The adolescent years are when people’s bodies are supposed to start the ascent to their physical peak. Teenagers are growing like beanstalks. Their hormones are raging. They’re eager for new experiences. By all accounts, this should be among the most active periods in a person’s lifetime.

Except it turns out it’s not.

In an eye-opening study involving 12,529 Americans ages 6 to 85, researchers mapped how physical activity changes over a lifetime. The participants, part of the 2003-2004 and 2005-2006 cycles of the National Health and Nutrition Examination Survey, wore accelerometers, devices that measure movement, for seven consecutive days. For the purposes of the analysis, researchers counted all types of movement, not just exercise.

The first thing to note about the results, published in the August issue of the journal of Preventive Medicine, is that physical activity appears to be at its highest at age 6. If you’ve ever seen a squirmy kindergarten class that shouldn’t be a surprise.

Vijay Varma, a National Institute on Aging researcher and lead author of the study, said that there has been a belief that physical activity gradually declines across the entire life span. But according to the new data, there seems to be a sharper-than-expected decline during childhood — starting in elementary school and continuing through middle school and high school. By age 19, the average American is as sedentary as a 60-year-old.
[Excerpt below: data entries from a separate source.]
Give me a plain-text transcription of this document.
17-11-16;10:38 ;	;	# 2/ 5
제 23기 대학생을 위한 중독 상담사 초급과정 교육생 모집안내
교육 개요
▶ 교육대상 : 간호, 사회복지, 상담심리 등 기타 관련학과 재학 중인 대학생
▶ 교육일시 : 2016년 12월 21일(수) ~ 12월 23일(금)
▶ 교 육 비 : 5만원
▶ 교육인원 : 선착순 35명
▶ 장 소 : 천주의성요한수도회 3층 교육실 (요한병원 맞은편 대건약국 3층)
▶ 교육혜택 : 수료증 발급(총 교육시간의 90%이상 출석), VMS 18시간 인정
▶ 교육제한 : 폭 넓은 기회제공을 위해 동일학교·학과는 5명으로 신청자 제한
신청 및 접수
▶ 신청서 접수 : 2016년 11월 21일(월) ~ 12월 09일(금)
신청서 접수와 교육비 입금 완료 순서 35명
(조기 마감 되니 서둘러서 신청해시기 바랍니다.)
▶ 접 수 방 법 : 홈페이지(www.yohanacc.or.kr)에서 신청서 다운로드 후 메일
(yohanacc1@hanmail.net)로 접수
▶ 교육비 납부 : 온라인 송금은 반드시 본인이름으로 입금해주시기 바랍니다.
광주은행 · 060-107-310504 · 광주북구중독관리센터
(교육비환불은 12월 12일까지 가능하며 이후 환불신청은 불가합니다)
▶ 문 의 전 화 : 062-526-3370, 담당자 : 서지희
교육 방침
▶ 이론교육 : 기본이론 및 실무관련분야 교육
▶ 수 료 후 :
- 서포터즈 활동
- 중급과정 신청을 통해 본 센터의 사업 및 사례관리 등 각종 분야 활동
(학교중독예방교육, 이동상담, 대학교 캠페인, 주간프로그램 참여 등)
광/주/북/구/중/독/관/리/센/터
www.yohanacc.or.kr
“At 60-plus, many people have health issues that might cause a restriction in movement, but why is this happening at age 19? It suggests that the social structures in place may not be supporting physical activity,” Varma said in an interview.

He theorized that the modern school day, which requires sitting for large amounts of time and where recess is often compressed into 20 to 30 minutes a day, may be partly to blame. There’s also the issue of early school-bell times, which researchers have found lead to sleep deprivation.

“The timing of school isn’t consistent with biology of when kids wake up and go to sleep,” he explained.

Varma and co-author Vadim Zipunnikov, assistant professor at the Johns Hopkins Bloomberg School of Public Health, point out that the data shows that school-age children were the most active between 2 and 6 p.m., or after school.